Dr. Chediak makes no mention of the AASM Task Force Report on Portable Monitors in the Diagnosis of Obstructive Sleep Apnea. This report, which came out in the middle of the CMS decision making process, basically came out in favor of home testing (when performed by sleep physicians in AASM-accredited sleep centers). After the task force report came out, the perception among CMS officials and the public was that the AASM had approved of home testing. After this task report came out, how could CMS not approve of home testing?
----------------------------------------
Valid arguements can be made in favor of HST. However for the AASM to initially come out against HST and then months later publish a task force report that was widely viewed as being an endorsement of HST is an incredible lack of leadership on the part of the AASM's Board of Directors.
I think that every member of the AASM Board of Directors who voted to approve the Task Force Report should resign.

Sunday, January 13, 2008

My Official Comment on Home Testing

Although several posts ago I stated that I was not going to comment on home testing for osa at the official CMS comment site, I changed my mind. Here is what I posted a few minutes ago:

Comment: I am against home testing for osa, but if home testing is to be implemented, allow me to make the following suggestions:
1. DME companies should not be allowed to provide home testing, due to the conflict of interest in providing a qualifying test for a product the DME company provides.
2. Any licensed physician should be able to provide home testing for osa. I am not aware of any precedent limiting a diagnostic test to a particular specialty, and I do not believe that limiting a safe test such as portable monitoring for osa to sleep specialists is justified.
3. Related to point #2, home testing should NOT be limited to sleep labs. One of the main rationales of home testing for osa is to expand diagnosis of osa to areas/populations currently not being served by sleep labs, and limiting home testing to sleep labs would defeat this purpose.

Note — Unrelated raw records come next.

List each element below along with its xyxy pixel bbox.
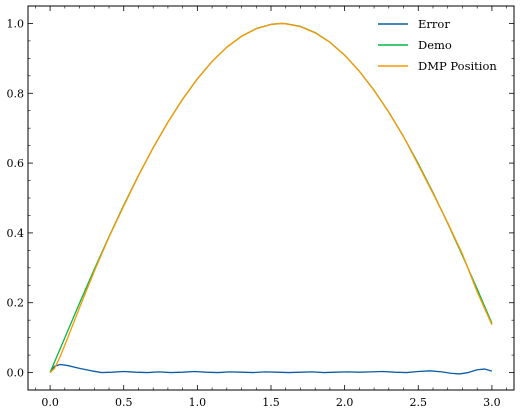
series-line-0 [49,363,493,375]
y-tick-label: 1.0 [7,17,25,30]
series-line-2 [49,22,493,374]
x-tick-label: 0.0 [41,396,59,409]
y-tick-label: 0.8 [7,87,25,100]
y-tick-label: 0.4 [7,227,25,240]
x-tick-label: 3.0 [483,396,501,409]
plot-area [27,5,515,391]
legend: Error Demo DMP Position [378,17,497,73]
x-tick-label: 1.5 [262,396,280,409]
tick-layer: 0.0 0.5 1.0 1.5 2.0 2.5 3.0 0.0 0.2 0.4 0.6 0.8 1.0 [7,5,514,409]
y-tick-label: 0.6 [7,157,25,170]
x-tick-label: 1.0 [189,396,207,409]
x-tick-label: 2.5 [410,396,428,409]
series-layer [49,22,493,375]
x-tick-label: 0.5 [115,396,133,409]
legend-label: Demo [418,38,452,52]
legend-label: DMP Position [418,59,497,73]
y-tick-label: 0.2 [7,297,25,310]
x-tick-label: 2.0 [336,396,354,409]
legend-label: Error [418,17,450,31]
y-tick-label: 0.0 [7,367,25,380]
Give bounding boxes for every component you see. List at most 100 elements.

I am against home testing for osa. With the rapidly expanding number of sleep labs, I think that most of the US is now within convenient location of a sleep lab, and I don''t see the need for a test that is inferior to in-lab polysomnography. However, now that the American Academy of Sleep Medicine has signed off on home testing, I don''t see any point in arguing further against it, and hope that you will consider my suggestions for implementing home testing.